The deletion interval includes other genes, that is, KIFC1, ZBTB9, BAK1 and GGNBP1, which could also be expected to have a role in clinical manifestations. KIFC1 encodes a motor protein required for bipolar spindle formation. It may contribute to movement of early endocytic vesicles. The functional role of ZBTB9 is unknown. BAK1 (BCL-2 homologous antagonist/killer) induces programmed cell death by binding to, and antagonizing, the apoptosis repressor BCL2, and accelerates the opening of the mitochondrial voltage-dependent anion channel, which leads to a loss of membrane potential and release of cytochrome c. This protein also interacts with the tumour suppressor P53 after exposure to stress. GGNBP1 (gametogenin binding protein 1) is expressed specifically in germ cells from late primary spermatocytes to early round spermatids and it is likely involved in spermatogenesis. On the basis of their function and on clinical evidence, KIFC1, ZBTB9, BAK1 and GGNBP1 were considered to be irrelevant for the observed phenotype.

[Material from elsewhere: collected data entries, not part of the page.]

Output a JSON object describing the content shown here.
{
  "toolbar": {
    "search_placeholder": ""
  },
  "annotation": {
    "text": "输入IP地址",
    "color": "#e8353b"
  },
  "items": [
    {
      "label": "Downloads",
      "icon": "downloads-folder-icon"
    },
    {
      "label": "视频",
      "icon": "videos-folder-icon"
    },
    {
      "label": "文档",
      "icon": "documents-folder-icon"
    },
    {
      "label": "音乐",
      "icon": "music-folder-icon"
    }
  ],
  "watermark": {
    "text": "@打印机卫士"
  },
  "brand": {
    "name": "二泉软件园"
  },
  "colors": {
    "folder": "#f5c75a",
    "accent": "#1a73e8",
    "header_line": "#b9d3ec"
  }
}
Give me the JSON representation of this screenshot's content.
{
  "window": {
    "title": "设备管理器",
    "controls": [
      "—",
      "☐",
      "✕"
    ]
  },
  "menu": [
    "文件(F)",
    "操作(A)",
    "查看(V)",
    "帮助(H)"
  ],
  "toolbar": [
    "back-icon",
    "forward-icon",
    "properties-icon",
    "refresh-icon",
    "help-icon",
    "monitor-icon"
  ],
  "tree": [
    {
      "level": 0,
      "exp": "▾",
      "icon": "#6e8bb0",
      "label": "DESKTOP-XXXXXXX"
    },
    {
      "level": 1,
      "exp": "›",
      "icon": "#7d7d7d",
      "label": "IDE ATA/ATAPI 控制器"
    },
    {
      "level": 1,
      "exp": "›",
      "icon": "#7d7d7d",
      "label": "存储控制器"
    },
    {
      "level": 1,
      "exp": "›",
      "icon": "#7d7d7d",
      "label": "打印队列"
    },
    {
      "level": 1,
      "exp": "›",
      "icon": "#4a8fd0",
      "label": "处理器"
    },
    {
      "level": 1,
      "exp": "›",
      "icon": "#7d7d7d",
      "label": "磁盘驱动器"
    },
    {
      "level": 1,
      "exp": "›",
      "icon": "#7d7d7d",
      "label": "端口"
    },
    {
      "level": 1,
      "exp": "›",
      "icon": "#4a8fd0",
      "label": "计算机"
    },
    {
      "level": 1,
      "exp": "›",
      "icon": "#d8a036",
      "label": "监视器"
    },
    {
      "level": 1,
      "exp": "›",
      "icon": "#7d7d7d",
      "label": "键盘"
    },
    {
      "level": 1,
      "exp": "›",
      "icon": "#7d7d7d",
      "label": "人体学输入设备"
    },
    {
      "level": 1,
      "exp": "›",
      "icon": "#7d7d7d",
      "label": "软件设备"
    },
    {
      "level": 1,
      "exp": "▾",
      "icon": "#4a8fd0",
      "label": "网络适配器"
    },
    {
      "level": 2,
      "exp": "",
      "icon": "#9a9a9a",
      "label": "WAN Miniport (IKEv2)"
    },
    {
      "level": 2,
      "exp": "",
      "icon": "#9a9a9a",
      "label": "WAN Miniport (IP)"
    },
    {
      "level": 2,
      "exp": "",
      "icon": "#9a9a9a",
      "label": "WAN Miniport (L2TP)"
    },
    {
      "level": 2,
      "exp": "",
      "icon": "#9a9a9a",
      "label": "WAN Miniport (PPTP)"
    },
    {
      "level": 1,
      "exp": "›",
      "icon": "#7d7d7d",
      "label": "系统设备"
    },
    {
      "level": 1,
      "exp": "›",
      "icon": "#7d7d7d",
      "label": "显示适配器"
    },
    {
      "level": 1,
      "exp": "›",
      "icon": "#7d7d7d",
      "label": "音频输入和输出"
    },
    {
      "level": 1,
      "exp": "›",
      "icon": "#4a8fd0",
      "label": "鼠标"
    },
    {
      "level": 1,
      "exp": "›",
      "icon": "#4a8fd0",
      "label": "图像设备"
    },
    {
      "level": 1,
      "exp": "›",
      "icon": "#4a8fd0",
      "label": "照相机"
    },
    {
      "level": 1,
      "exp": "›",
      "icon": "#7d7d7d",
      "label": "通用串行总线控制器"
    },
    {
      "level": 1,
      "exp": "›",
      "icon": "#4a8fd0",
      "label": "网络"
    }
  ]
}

In spite of extensive experimental investigations, the function of CuTA and hPHF1 in humans is still unknown. Mutations or deletions of these genes have been decribed so far in association with human diseases. To the best of our knowledge, only one literature report deals with disruption of SYNGAP1, limited to three patients, as discussed above.6

Another patient with a 0.49 Mb deletion on 6p21.3, proximally contiguous to the deletion reported here and including SYNGAP1 only, is reported in the Decipher database (https://decipher.Sanger.ac.uk). This patient presented with mental retardation, hyperlaxity of joints and abnormal male genitalia. All together, these reports, including the present one, confirm that SYNGAP1 haploinsufficiency can cause mental retardation through loss-of-function gene mutations, which can be detected by gene sequencing, or by complete gene loss, which can only be detected by quantitative molecular cytogenetics techniques. We can speculate that the syndromic association we describe here represents a human model for downregulation of CuTA and hPHF1 as well.

This report supports the notion that correlating gene content analysis of CNVs detected by a-CGH with clinical signs can suggest the pathogenesis, and possibly a targeted treatment, of human diseases caused by chromosome imbalances.